Appendix B in the Puppy Well Being Training System Manual provides a socialization table that can assist you in keeping track of the socialization process and making sure you follow it correctly. Although the ages in the table relate to puppies, you can easily change the ages and use it for your older dog training.
Accepting Human Handling
In direct continuation to socialization comes handling. A therapy dog must learn to accept various types of human handling – A dog should stand or sit calmly while he/she is being handled in her mouth, ears, legs, nails, tail, etc. Basically, a therapy dog should be able to tolerate anything the groomer will do or that a vet will do during a check-up. Teaching a dog to accept handling is done by classical conditioning. We associate human touch and handling with good things. The Puppy Well Being Training System manual has a detailed handling section and you would be wise to read it.

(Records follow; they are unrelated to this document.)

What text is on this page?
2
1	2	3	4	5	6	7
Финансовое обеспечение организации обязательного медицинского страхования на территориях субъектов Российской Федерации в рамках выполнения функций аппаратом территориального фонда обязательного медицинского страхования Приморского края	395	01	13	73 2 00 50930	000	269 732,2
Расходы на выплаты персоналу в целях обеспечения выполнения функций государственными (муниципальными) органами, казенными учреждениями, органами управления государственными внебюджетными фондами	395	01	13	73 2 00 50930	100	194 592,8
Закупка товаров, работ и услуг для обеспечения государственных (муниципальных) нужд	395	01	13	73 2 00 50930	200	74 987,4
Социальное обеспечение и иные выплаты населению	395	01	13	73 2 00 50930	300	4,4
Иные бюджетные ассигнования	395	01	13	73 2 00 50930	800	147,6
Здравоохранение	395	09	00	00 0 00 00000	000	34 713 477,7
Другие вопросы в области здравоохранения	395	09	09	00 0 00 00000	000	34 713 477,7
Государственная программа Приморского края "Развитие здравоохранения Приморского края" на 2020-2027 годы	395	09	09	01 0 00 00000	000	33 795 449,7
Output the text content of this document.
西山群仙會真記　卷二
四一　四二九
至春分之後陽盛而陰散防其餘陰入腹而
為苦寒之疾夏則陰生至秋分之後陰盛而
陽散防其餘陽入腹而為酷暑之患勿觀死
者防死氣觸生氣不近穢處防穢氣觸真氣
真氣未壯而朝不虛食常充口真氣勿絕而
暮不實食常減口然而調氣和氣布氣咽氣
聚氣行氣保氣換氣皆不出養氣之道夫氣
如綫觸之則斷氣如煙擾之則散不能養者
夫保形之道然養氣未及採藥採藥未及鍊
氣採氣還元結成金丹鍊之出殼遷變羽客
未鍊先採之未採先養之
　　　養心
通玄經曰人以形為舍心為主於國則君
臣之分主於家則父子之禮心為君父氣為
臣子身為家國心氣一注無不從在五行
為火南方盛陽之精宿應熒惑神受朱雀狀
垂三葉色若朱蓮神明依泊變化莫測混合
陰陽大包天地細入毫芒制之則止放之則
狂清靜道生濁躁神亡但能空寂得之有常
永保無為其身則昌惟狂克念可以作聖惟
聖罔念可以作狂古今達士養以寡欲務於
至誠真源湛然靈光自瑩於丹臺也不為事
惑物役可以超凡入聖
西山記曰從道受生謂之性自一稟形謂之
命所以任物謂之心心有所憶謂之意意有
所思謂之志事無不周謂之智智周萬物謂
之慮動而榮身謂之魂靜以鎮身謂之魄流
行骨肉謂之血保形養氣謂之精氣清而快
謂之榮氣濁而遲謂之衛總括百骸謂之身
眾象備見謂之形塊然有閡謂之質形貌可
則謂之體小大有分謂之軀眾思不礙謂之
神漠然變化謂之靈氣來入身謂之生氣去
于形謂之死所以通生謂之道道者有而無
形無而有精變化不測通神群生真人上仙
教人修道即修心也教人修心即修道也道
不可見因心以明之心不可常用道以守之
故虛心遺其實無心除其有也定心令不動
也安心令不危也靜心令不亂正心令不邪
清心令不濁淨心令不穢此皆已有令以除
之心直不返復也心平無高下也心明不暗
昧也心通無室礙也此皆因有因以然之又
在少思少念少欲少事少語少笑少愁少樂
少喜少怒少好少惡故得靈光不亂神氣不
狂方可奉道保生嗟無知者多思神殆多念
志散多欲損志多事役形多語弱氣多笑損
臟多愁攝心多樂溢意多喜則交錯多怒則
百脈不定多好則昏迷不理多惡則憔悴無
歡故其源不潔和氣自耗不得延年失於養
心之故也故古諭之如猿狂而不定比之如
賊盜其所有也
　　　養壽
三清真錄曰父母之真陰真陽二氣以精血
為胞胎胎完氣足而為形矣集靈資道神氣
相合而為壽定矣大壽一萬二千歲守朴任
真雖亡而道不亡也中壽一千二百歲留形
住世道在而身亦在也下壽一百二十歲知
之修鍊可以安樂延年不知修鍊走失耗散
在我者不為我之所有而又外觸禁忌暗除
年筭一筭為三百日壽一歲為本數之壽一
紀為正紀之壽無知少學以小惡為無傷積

Watch a video that demonstrates the handling process
Dog tricks can be a great way to break the ice and to put a smile on someone’s face. Tricks are very welcomed but it is important to train tricks that do not require the dog to touch a patient. Many people you will work with can be injured very easily from the dog’s paw, nail, or muzzle. Concentrate on teaching tricks that the dog does on its own.
Using clicker training is probably the best way to teach many tricks to a dog. When it comes to tricks, the sky is the limit and it is only your imagination that limits the number of tricks you can teach your dog.